Salento
"Salento est assez petit pour le traverser en dix minutes et assez intéressant pour y rester une semaine."
Salento est le genre de ville qui vous fait reconsidérer votre itinéraire. J’y suis venu pour deux nuits et j’en suis resté quatre, et je connais des gens qui prévoyaient quatre jours et qui sont encore là des mois plus tard, à enseigner l’anglais, à travailler dans une auberge ou simplement à exister dans le rythme doux que cet endroit impose à quiconque accepte de s’y laisser porter. Les balcons peints aux couleurs vives bordent la Calle Real — turquoise, jaune tournesol, rose corail — et la rue principale mène à un mirador avec des vues sur la vallée du Quindío si parfaitement composées qu’elles semblent avoir été arrangées pour une carte postale.
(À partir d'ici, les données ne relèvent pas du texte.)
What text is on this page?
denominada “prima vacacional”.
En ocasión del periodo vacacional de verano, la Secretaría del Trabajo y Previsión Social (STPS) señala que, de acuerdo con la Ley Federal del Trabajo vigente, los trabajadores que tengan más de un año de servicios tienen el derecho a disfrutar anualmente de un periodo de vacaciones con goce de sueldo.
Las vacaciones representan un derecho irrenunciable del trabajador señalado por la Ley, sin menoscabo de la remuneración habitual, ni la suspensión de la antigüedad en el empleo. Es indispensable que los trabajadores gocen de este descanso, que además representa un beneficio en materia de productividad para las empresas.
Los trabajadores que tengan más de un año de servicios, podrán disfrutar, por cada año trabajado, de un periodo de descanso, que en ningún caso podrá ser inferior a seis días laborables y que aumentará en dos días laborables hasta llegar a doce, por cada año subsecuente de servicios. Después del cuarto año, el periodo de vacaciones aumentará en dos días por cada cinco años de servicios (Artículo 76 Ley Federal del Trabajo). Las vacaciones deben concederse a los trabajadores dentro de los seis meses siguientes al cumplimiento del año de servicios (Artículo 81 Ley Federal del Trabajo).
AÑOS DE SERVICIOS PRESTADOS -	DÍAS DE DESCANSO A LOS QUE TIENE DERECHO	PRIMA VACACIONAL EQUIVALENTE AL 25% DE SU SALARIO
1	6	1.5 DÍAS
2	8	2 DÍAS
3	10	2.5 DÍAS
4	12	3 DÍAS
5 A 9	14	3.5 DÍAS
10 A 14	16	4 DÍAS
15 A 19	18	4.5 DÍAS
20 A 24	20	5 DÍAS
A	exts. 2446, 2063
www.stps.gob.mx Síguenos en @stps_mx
Le rythme de vie correspond à l’égouttement lent d’un tinto parfaitement préparé, versé depuis un thermos par une femme au coin de la rue qui prend mille pesos et est là chaque matin depuis vingt ans.

Des fermes truitières et des fincas caféières parsèment les collines alentour, et la spécialité locale — la trucha, la truite arc-en-ciel servie grillée, frite, au beurre à l’ail, à la sauce coco, pratiquement de toutes les façons possibles — est aussi fiable que délicieuse. Un restaurant appelé Brunch de Salento la sert avec des patacones et du hogao, et j’y ai mangé trois fois sans le moindre regret. Le café est exceptionnel, bien sûr — on se trouve au cœur de l’Eje Cafetero, et même le café le plus ordinaire sert une tasse qui coûterait douze dollars à Brooklyn. Ici, elle coûte trois mille pesos et s’accompagne d’une vue sur les montagnes.
La Valle de Cocora est le joyau de Salento, et la randonnée y est incontournable. Le sentier en boucle vous emmène à travers des pâturages, par-dessus des ruisseaux sur des ponts de fortune, et dans une forêt nuageuse dense de broméliacées, d’orchidées et de colibris — j’en ai compté sept espèces en une seule heure, leurs corps iridescents fendant la brume comme des hallucinations. Puis la vallée s’ouvre, et les voilà : les palmiers de cire, l’arbre national de Colombie, qui poussent jusqu’à soixante mètres de haut, leurs fûts élancés s’élevant des pâturages vert émeraude comme les colonnes d’une cathédrale naturelle. L’échelle est difficile à saisir. Ce sont les palmiers les plus grands du monde, et debout sous eux dans la brume du matin, le silence rompu seulement par le chant des oiseaux et l’occasionnelle vache au loin, j’ai ressenti quelque chose qui ressemblait à de la révérence.

De retour en ville, les soirées sont faites pour le tejo — le jeu traditionnel colombien où l’on lance des disques en métal sur de petits sachets de poudre à canon qui explosent au contact. On y joue avec de la bière, on y joue bruyamment, et on y joue de tout âge, des adolescents aux grands-pères aux bras qui trahissent des décennies d’entraînement. Le bar de tejo en bordure de ville ne prend presque rien, la bière est fraîche, les explosions ponctuent chaque conversation, et avant la fin de la soirée vous aurez été adopté par un groupe de locaux qui insistent pour que vous reveniez demain. On rentre tôt sans effort. L’air de montagne, l’altitude, la fatigue satisfaisante d’une journée passée à marcher — Salento est un endroit qui vous apprend à bien dormir.

Quand y aller : De décembre à février et de juin à août pour des journées plus sèches. La vallée est souvent dans la brume — les randonnées tôt le matin offrent la meilleure visibilité.